DATE: 2018.10.12

特別公開!NCU-次世代型コミュニティ大学9月のメイン議題“次世代型のコミュニティリーダー像”まとめ

NCU-次世代型コミュニティ大学が開講して2ヶ月が経ちました。日本中の色々なコミュニティ実践者の生の声を集約するのはとても意義深く、ワクワクしています!今回はそんなNCUの中身を特別にチラ見せ!

9月のメイン議題として『次世代型のコミュニティリーダー』について考察していきました。都市型コミュニティ、シェアハウス、エコビレッジなど様々なコミュニティの代表が自身の体験からこれからのリーダー像を考えてもらったのですが、結論から言うとほとんどの代表が《リーダー不在論》を唱えたのが印象的でした。

 

 

Pyramid system of the deadー死者のピラミッドシステム


最近では『弱いリーダー』が最強だと言う風潮が高まってきていますが、それは未来に対して“予測不能な状態-VUCA”であると言う現代の主張と関係しているようです。テクノロジーの進化やグローバル化の進展に伴い、生活様式や働き方、「こう生きるべきだ」的な指針が常に更新し続ける。さらには地震や台風など激増する自然災害に対するサバイブ能力など、ひとりのリーダーに裁量を委ねる事が“危険-リスク”だとする現代の風潮と、暮らしをベースとした次世代型コミュニティリーダーの答えがシンクロしている事は興味深いものです。

ではなぜ、次世代型コミュニティの代表たちは《リーダー不在論》を唱えたのでしょうか?各コミュニティの代表のコラムを読み解くに、「黙って俺について来い!」的リーダーシップでは、仲間は徐々に離れていくか、あらゆる事に対してリーダーが責任を求められ孤立するような苦い体験していました。
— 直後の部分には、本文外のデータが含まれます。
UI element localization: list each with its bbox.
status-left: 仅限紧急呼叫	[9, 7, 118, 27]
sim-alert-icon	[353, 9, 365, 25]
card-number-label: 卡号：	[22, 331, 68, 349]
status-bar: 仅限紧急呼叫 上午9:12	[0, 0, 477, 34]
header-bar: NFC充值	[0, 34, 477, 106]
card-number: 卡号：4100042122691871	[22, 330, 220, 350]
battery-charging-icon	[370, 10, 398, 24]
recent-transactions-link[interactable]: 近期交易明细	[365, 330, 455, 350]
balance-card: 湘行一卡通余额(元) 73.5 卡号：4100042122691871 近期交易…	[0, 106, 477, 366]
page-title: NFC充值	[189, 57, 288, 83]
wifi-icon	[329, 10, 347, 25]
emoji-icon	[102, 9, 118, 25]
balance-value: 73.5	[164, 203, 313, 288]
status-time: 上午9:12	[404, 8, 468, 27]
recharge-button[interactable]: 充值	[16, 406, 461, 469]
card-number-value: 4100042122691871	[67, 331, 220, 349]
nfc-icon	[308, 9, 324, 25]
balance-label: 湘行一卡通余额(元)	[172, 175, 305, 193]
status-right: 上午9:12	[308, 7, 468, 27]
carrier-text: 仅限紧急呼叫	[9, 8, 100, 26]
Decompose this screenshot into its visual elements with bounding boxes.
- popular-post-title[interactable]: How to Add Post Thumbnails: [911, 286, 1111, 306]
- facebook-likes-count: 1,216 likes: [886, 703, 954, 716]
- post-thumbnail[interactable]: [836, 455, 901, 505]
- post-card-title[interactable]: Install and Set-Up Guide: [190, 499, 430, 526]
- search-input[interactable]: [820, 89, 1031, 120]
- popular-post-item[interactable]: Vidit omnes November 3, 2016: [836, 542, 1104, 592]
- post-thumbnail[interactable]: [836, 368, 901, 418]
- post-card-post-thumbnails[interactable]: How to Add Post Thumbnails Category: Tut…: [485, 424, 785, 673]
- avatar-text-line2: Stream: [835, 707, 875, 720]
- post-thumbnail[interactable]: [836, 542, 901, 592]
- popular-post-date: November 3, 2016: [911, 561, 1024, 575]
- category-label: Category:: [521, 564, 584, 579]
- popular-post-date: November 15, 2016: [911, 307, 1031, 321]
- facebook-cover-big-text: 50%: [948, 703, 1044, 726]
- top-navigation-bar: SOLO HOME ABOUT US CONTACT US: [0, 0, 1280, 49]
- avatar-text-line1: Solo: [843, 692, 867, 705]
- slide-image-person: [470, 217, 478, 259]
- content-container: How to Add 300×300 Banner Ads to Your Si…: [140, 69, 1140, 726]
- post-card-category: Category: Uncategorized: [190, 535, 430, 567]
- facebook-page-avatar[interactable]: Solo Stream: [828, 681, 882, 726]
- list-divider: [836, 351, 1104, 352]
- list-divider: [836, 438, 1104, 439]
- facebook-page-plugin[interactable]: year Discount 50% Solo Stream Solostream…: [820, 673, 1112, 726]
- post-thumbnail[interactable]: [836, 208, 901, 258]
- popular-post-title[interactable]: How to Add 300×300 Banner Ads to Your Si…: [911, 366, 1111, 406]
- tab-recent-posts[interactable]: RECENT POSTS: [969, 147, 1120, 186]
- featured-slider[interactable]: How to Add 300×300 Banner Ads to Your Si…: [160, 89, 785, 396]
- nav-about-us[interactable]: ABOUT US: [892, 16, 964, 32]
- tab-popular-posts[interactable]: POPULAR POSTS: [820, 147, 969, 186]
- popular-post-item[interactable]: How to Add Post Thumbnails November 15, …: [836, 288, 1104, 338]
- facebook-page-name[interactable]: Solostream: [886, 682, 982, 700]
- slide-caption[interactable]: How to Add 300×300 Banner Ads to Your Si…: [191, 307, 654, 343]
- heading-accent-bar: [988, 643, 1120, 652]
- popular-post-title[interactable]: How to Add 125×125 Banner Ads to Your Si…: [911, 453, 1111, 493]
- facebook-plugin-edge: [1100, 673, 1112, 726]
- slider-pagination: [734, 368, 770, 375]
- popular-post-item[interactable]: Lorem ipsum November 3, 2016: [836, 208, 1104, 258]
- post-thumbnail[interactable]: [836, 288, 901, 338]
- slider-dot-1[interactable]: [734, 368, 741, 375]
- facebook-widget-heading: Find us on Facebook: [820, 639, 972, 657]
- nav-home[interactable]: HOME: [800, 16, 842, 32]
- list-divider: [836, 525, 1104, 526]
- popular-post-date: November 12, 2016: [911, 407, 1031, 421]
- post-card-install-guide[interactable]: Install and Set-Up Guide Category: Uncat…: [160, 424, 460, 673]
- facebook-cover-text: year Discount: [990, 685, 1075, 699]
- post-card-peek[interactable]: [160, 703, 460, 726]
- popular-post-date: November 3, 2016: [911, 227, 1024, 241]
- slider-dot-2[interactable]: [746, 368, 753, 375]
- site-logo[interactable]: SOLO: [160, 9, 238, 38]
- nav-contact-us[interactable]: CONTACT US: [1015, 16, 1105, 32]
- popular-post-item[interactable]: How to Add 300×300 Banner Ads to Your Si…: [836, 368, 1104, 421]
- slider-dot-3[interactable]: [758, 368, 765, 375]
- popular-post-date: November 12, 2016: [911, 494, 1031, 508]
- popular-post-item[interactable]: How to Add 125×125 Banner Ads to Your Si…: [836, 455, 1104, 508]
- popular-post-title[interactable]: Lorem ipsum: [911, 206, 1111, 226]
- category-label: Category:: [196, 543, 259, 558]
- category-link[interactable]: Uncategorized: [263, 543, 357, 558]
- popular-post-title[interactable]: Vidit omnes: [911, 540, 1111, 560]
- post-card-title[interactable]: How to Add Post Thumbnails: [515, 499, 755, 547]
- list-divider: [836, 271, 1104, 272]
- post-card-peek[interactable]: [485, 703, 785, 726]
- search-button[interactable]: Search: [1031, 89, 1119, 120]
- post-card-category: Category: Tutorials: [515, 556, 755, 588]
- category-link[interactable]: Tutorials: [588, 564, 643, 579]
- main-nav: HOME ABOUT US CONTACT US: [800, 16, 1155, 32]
イルカビレッジ代表の佐野教授はこれを『Pyramid system of the deadー死者のピラミッドシステム』と呼んでいました。自ら考え、決断することを恐れ、非主体的になった生きる屍(ゾンビ)達は、最初はリーダーの指示に従順に従いますが、同調圧力によって発生する「正しさ」を武器に、ちゃんとした指示や失敗しない命令を欲しがるようになる。それを鎮める事に終始し始めるリーダー。そして徐々に精神的にも肉体的にも追い詰められていく……。ビジネスの世界で語られる悲劇は、コミュニティの世界でも起こる事なのです。

次世代型コミュニティのリーダー像とは?  


そしてそんな経験者たちの行き着いた答えが、次世代型コミュニティのリーダー像は『リーダーを置かない』もしくは『弱いリーダー』であるコト。これは『何もしない・できないリーダー』と言うコトではありません。自分にできない部分ー弱さを隠さず見せることで《依存し合う関係性を築く能力》のコトです。もう少し掘り下げると《正直さや誠実さ、仲間の強みをひきだす力、主体性を与える力》が必要というコト。ここまではコミュニティマネージャーにも必要な能力ですが、リーダーはさらに高度な技術を求められます。

みなさんはどう考えるでしょう?決断力?行動力?あるに越したコトはありませんが、次世代型コミュニティのリーダーはなにより《ストーリーを語る能力》を求められるようになると僕は感じています。活発なコミュニティをよーく観察するとストーリーが至る所で語られています。『僕らはどこに向かっているのか?なぜこの問題が起こっているのか?仲間たちを褒めたたたう武勇伝、コミュニティで起こった感動の体験などなど』コミュニティの存在意義やビジョン、仲間たちの存在価値や“学び”を雄弁と語る能力を持った人が次世代型のリーダーになる。そして、素晴らしいリーダーは“生き方そのもの”でストーリーを語るのです。

さて、NCU-次世代型コミュニティ大学10月のメイン議題は「仲間集め」この議題を中心に各コミュニティのリアルに迫っていきたいと思います!